|Reviews for To Be Of Royalty|
| wikipediagreen chapter 1 . 4/28/2014
Holy cricket that's beautiful. I am in awe of your genius and bow to your greatness! You captured them perfectly! I love it! I love you! Yay!
| WeirdGirl369 chapter 1 . 9/1/2013
I really like this it's more realistic than some Merthur I've read although I do wish there was a happy ending but I see why you ended it on this note.
| mia-dcwut-09 chapter 1 . 5/27/2011
aww this is so bittersweet i really enjoyed reading it
| madmargie chapter 1 . 2/16/2011
I enjoyed this, and I did get it. Poor Arthur. Thanks
| Spirit Of Soon To Be chapter 1 . 12/27/2010
although its a sad ending i think it was the best way for it to end.
| Erellya chapter 1 . 12/26/2010
I LOVED this! I saw the summary, I was like:'It looks sad... I MUST read it!'
I like how Arthur realizes his feelings and knows he can't do anything, because he is the prince.
| chorus chapter 1 . 12/26/2010
Actually, I DO like it!

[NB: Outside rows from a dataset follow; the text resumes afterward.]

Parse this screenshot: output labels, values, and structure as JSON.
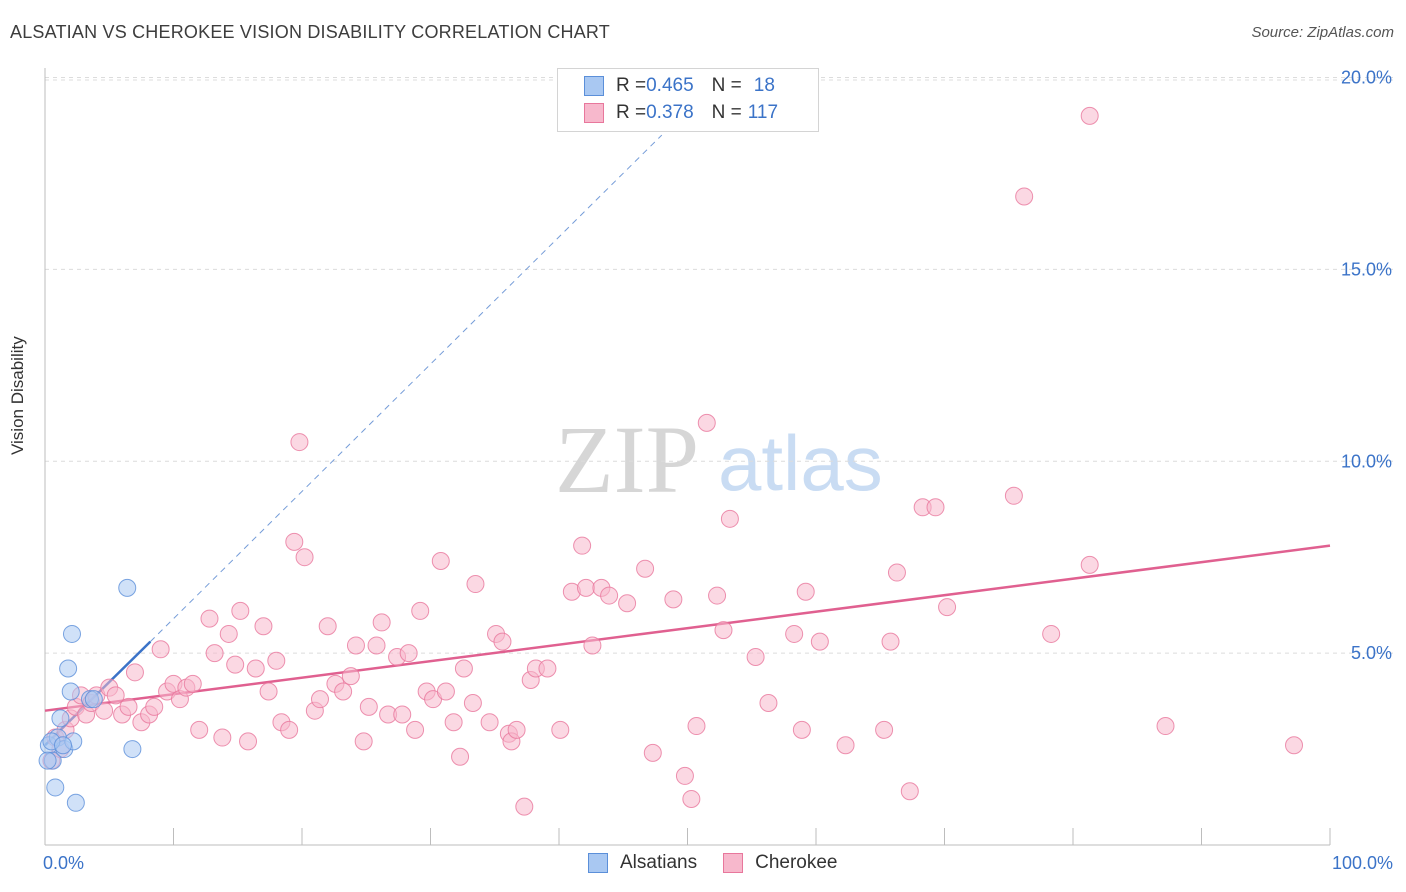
{
  "header": {
    "title": "ALSATIAN VS CHEROKEE VISION DISABILITY CORRELATION CHART",
    "source": "Source: ZipAtlas.com"
  },
  "legend": {
    "rows": [
      {
        "r_label": "R = ",
        "r_value": "0.465",
        "n_label": "N = ",
        "n_value": "18"
      },
      {
        "r_label": "R = ",
        "r_value": "0.378",
        "n_label": "N = ",
        "n_value": "117"
      }
    ]
  },
  "watermark": {
    "zip": "ZIP",
    "atlas": "atlas"
  },
  "colors": {
    "alsatian_fill": "#a9c8f2",
    "alsatian_stroke": "#5b8fd9",
    "alsatian_line": "#3b73c8",
    "cherokee_fill": "#f7b8cc",
    "cherokee_stroke": "#e8779c",
    "cherokee_line": "#e06090",
    "tick_label": "#3b73c8"
  },
  "chart_data": {
    "type": "scatter",
    "title": "ALSATIAN VS CHEROKEE VISION DISABILITY CORRELATION CHART",
    "xlabel": "",
    "ylabel": "Vision Disability",
    "xlim": [
      0,
      100
    ],
    "ylim": [
      0,
      20
    ],
    "x_tick_labels": [
      "0.0%",
      "100.0%"
    ],
    "y_ticks": [
      5,
      10,
      15,
      20
    ],
    "y_tick_labels": [
      "5.0%",
      "10.0%",
      "15.0%",
      "20.0%"
    ],
    "grid": "horizontal dashed",
    "legend_position": "top-center",
    "series": [
      {
        "name": "Alsatians",
        "R": 0.465,
        "N": 18,
        "trend": {
          "x0": 0,
          "y0": 2.6,
          "x1": 8.2,
          "y1": 5.3,
          "dashed_to_x": 48,
          "dashed_to_y": 18.5
        },
        "points": [
          [
            0.3,
            2.6
          ],
          [
            0.6,
            2.2
          ],
          [
            1.0,
            2.8
          ],
          [
            1.2,
            3.3
          ],
          [
            1.5,
            2.5
          ],
          [
            1.8,
            4.6
          ],
          [
            2.0,
            4.0
          ],
          [
            2.2,
            2.7
          ],
          [
            2.1,
            5.5
          ],
          [
            2.4,
            1.1
          ],
          [
            0.8,
            1.5
          ],
          [
            3.5,
            3.8
          ],
          [
            3.8,
            3.8
          ],
          [
            6.4,
            6.7
          ],
          [
            6.8,
            2.5
          ],
          [
            0.2,
            2.2
          ],
          [
            0.5,
            2.7
          ],
          [
            1.4,
            2.6
          ]
        ]
      },
      {
        "name": "Cherokee",
        "R": 0.378,
        "N": 117,
        "trend": {
          "x0": 0,
          "y0": 3.5,
          "x1": 100,
          "y1": 7.8
        },
        "points": [
          [
            0.5,
            2.2
          ],
          [
            0.8,
            2.8
          ],
          [
            1.2,
            2.5
          ],
          [
            1.6,
            3.0
          ],
          [
            2.0,
            3.3
          ],
          [
            2.4,
            3.6
          ],
          [
            2.8,
            3.9
          ],
          [
            3.2,
            3.4
          ],
          [
            3.6,
            3.7
          ],
          [
            4.0,
            3.9
          ],
          [
            4.6,
            3.5
          ],
          [
            5.0,
            4.1
          ],
          [
            5.5,
            3.9
          ],
          [
            6.0,
            3.4
          ],
          [
            6.5,
            3.6
          ],
          [
            7.0,
            4.5
          ],
          [
            7.5,
            3.2
          ],
          [
            8.1,
            3.4
          ],
          [
            8.5,
            3.6
          ],
          [
            9.0,
            5.1
          ],
          [
            9.5,
            4.0
          ],
          [
            10.0,
            4.2
          ],
          [
            10.5,
            3.8
          ],
          [
            11.0,
            4.1
          ],
          [
            11.5,
            4.2
          ],
          [
            12.0,
            3.0
          ],
          [
            12.8,
            5.9
          ],
          [
            13.2,
            5.0
          ],
          [
            13.8,
            2.8
          ],
          [
            14.3,
            5.5
          ],
          [
            14.8,
            4.7
          ],
          [
            15.2,
            6.1
          ],
          [
            15.8,
            2.7
          ],
          [
            16.4,
            4.6
          ],
          [
            17.0,
            5.7
          ],
          [
            17.4,
            4.0
          ],
          [
            18.0,
            4.8
          ],
          [
            18.4,
            3.2
          ],
          [
            19.0,
            3.0
          ],
          [
            19.4,
            7.9
          ],
          [
            19.8,
            10.5
          ],
          [
            20.2,
            7.5
          ],
          [
            21.0,
            3.5
          ],
          [
            21.4,
            3.8
          ],
          [
            22.0,
            5.7
          ],
          [
            22.6,
            4.2
          ],
          [
            23.2,
            4.0
          ],
          [
            23.8,
            4.4
          ],
          [
            24.2,
            5.2
          ],
          [
            24.8,
            2.7
          ],
          [
            25.2,
            3.6
          ],
          [
            25.8,
            5.2
          ],
          [
            26.2,
            5.8
          ],
          [
            26.7,
            3.4
          ],
          [
            27.4,
            4.9
          ],
          [
            27.8,
            3.4
          ],
          [
            28.3,
            5.0
          ],
          [
            28.8,
            3.0
          ],
          [
            29.2,
            6.1
          ],
          [
            29.7,
            4.0
          ],
          [
            30.2,
            3.8
          ],
          [
            30.8,
            7.4
          ],
          [
            31.2,
            4.0
          ],
          [
            31.8,
            3.2
          ],
          [
            32.3,
            2.3
          ],
          [
            32.6,
            4.6
          ],
          [
            33.3,
            3.7
          ],
          [
            33.5,
            6.8
          ],
          [
            34.6,
            3.2
          ],
          [
            35.1,
            5.5
          ],
          [
            35.6,
            5.3
          ],
          [
            36.1,
            2.9
          ],
          [
            36.3,
            2.7
          ],
          [
            36.7,
            3.0
          ],
          [
            37.3,
            1.0
          ],
          [
            37.8,
            4.3
          ],
          [
            38.2,
            4.6
          ],
          [
            39.1,
            4.6
          ],
          [
            40.1,
            3.0
          ],
          [
            41.0,
            6.6
          ],
          [
            41.8,
            7.8
          ],
          [
            42.1,
            6.7
          ],
          [
            42.6,
            5.2
          ],
          [
            43.3,
            6.7
          ],
          [
            43.9,
            6.5
          ],
          [
            45.3,
            6.3
          ],
          [
            46.7,
            7.2
          ],
          [
            47.3,
            2.4
          ],
          [
            48.9,
            6.4
          ],
          [
            49.8,
            1.8
          ],
          [
            50.3,
            1.2
          ],
          [
            50.7,
            3.1
          ],
          [
            51.5,
            11.0
          ],
          [
            52.3,
            6.5
          ],
          [
            52.8,
            5.6
          ],
          [
            53.3,
            8.5
          ],
          [
            55.3,
            4.9
          ],
          [
            56.3,
            3.7
          ],
          [
            58.3,
            5.5
          ],
          [
            58.9,
            3.0
          ],
          [
            59.2,
            6.6
          ],
          [
            60.3,
            5.3
          ],
          [
            62.3,
            2.6
          ],
          [
            65.3,
            3.0
          ],
          [
            65.8,
            5.3
          ],
          [
            66.3,
            7.1
          ],
          [
            67.3,
            1.4
          ],
          [
            68.3,
            8.8
          ],
          [
            69.3,
            8.8
          ],
          [
            70.2,
            6.2
          ],
          [
            75.4,
            9.1
          ],
          [
            76.2,
            16.9
          ],
          [
            78.3,
            5.5
          ],
          [
            81.3,
            7.3
          ],
          [
            81.3,
            19.0
          ],
          [
            87.2,
            3.1
          ],
          [
            97.2,
            2.6
          ]
        ]
      }
    ]
  },
  "bottom_legend": {
    "items": [
      "Alsatians",
      "Cherokee"
    ]
  }
}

It's an excellent blend of fantasy and reality.
Some good metaphors (brainless twig of a man, wank-worthy) as we ride Arthur's roller-coaster of emotions, unfortunately leading to an inevitable conclusion. Nice balance of dialogue and narrative.
OK, I'm supposed to critique: your spelling is getting better. :) Watch your punctuation (just that; Merlin's lover - just that: Merlin's lover) and tenses(if his body and mind deliberately strains [s/b strain]). One other caution: you have 3 paragraphs in a row beginning with the word "Arthur". Nothing wrong with that, just be aware of the potential for repetition.
I REALLY like your last paragraph! It sums up all that Arthur must endure privately, while presenting an appropriate public persona. A good way to close the story.